Growth in emerging markets has not simply benefited large, multi-national European and US companies – a host of locally-owned beverage manufacturers and brands have created their own success stories. Five of the ten largest soft drinks producers by volume are now based in Asia, reflecting strong and growing demand in the region for familiar and affordable local brands. At all price points, multi-national players are facing competition from local players who understand consumer preferences and may enjoy better relationships with important local retailers.

Despite the growth of supermarkets, hypermarkets and ‘modern’ channels of distribution in these all-important emerging markets, traditional retail operators remain important to driving beverage consumption, particularly in reaching rural consumers. Peruvian low-cost carbonates producer and bottler Ajegroup enjoyed success in high-growth Latin America and South-East Asian markets by selling its low-cost cola brands to small, independent and traditional retail outlets.

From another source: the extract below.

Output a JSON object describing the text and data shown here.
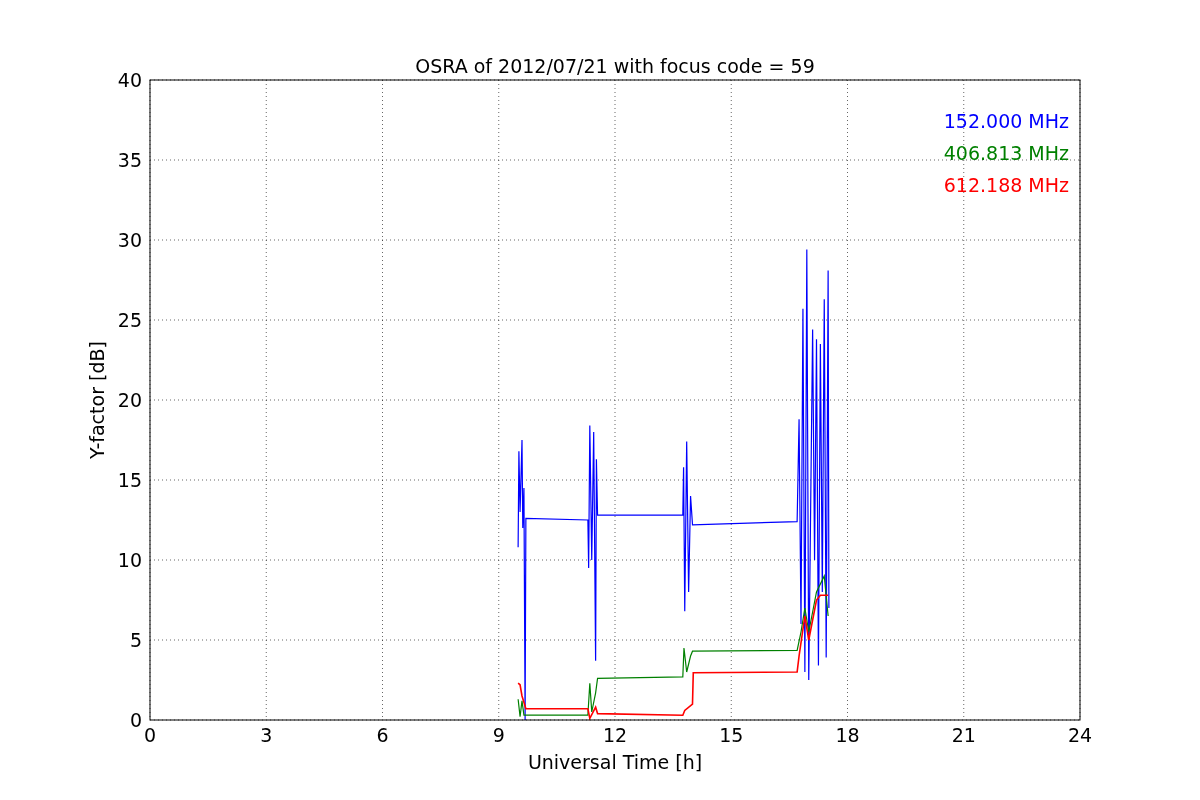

Five years from now: Growth, but in new places and categories

Strong retail volume growth, rising unit prices, and a better year for beverages in the foodservice channel provide reasons for ongoing optimism. The global soft drinks industry is on track to eclipse US$1trn in total market value over the next five years, with per-capita levels continuing to rise, led by new consumers in the world’s emerging economies.

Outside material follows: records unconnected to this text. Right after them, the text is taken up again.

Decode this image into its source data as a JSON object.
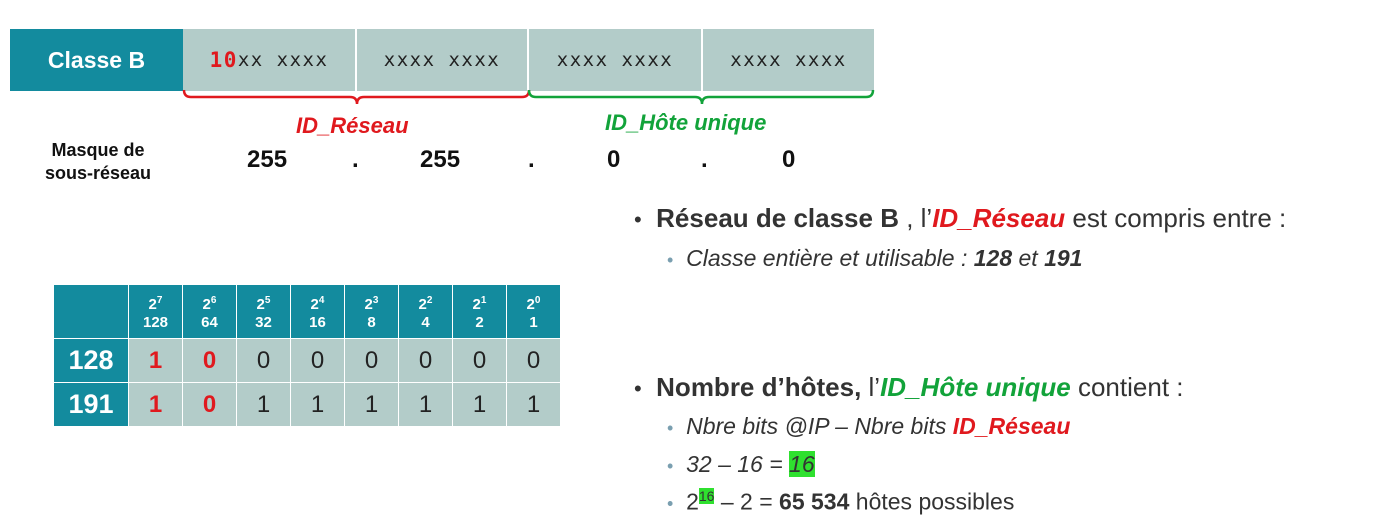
{
  "header": {
    "class_label": "Classe B",
    "octet1_prefix": "10",
    "octet1_rest": "xx xxxx",
    "octet2": "xxxx xxxx",
    "octet3": "xxxx xxxx",
    "octet4": "xxxx xxxx"
  },
  "labels": {
    "network": "ID_Réseau",
    "host": "ID_Hôte unique"
  },
  "mask": {
    "label_line1": "Masque de",
    "label_line2": "sous-réseau",
    "values": [
      "255",
      "255",
      "0",
      "0"
    ],
    "dot": "."
  },
  "bit_table": {
    "powers": [
      {
        "base": "2",
        "exp": "7",
        "value": "128"
      },
      {
        "base": "2",
        "exp": "6",
        "value": "64"
      },
      {
        "base": "2",
        "exp": "5",
        "value": "32"
      },
      {
        "base": "2",
        "exp": "4",
        "value": "16"
      },
      {
        "base": "2",
        "exp": "3",
        "value": "8"
      },
      {
        "base": "2",
        "exp": "2",
        "value": "4"
      },
      {
        "base": "2",
        "exp": "1",
        "value": "2"
      },
      {
        "base": "2",
        "exp": "0",
        "value": "1"
      }
    ],
    "rows": [
      {
        "label": "128",
        "bits": [
          "1",
          "0",
          "0",
          "0",
          "0",
          "0",
          "0",
          "0"
        ]
      },
      {
        "label": "191",
        "bits": [
          "1",
          "0",
          "1",
          "1",
          "1",
          "1",
          "1",
          "1"
        ]
      }
    ]
  },
  "bullets": {
    "b1_bold": "Réseau de classe B",
    "b1_mid": " , l’",
    "b1_red": "ID_Réseau",
    "b1_end": " est compris entre :",
    "b1_sub_text": "Classe entière et utilisable : ",
    "b1_sub_v1": "128",
    "b1_sub_and": " et ",
    "b1_sub_v2": "191",
    "b2_bold": "Nombre d’hôtes,",
    "b2_mid": " l’",
    "b2_green": "ID_Hôte unique",
    "b2_end": " contient :",
    "b2_sub1_text": "Nbre bits @IP – Nbre bits ",
    "b2_sub1_red": "ID_Réseau",
    "b2_sub2_text": "32 – 16 = ",
    "b2_sub2_hl": "16",
    "b2_sub3_base": "2",
    "b2_sub3_exp": "16",
    "b2_sub3_mid": " – 2 = ",
    "b2_sub3_bold": "65 534",
    "b2_sub3_end": " hôtes possibles"
  },
  "colors": {
    "teal": "#138b9e",
    "octet_bg": "#b3ccc9",
    "red": "#e0191e",
    "green": "#12a33a",
    "highlight": "#2fe02f"
  }
}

Despite a positive overall picture, there are areas of real concern for the industry to address. The CSD sector simply cannot afford an Asian or Latin American slowdown at the same time as a long-term contraction in its cash-rich US and European core. Last year, CSD volumes grew by just 2% in China, after a 6% rise in the previous year. The imposition of a soda tax in Mexico played a role in a 1% decline for CSDs, and regulation in this area can be expected in other markets. Looming macroeconomic and geopolitical instability in 2015 could also adversely impact consumers in key growth markets – most notably in Russia.

On a global basis, however, retail volumes for soft drinks are forecast to grow by a 3% CAGR to 2019. While consumer preferences, categories and areas of geographic opportunity are changing, the soft drinks business will continue to adjust and thrive.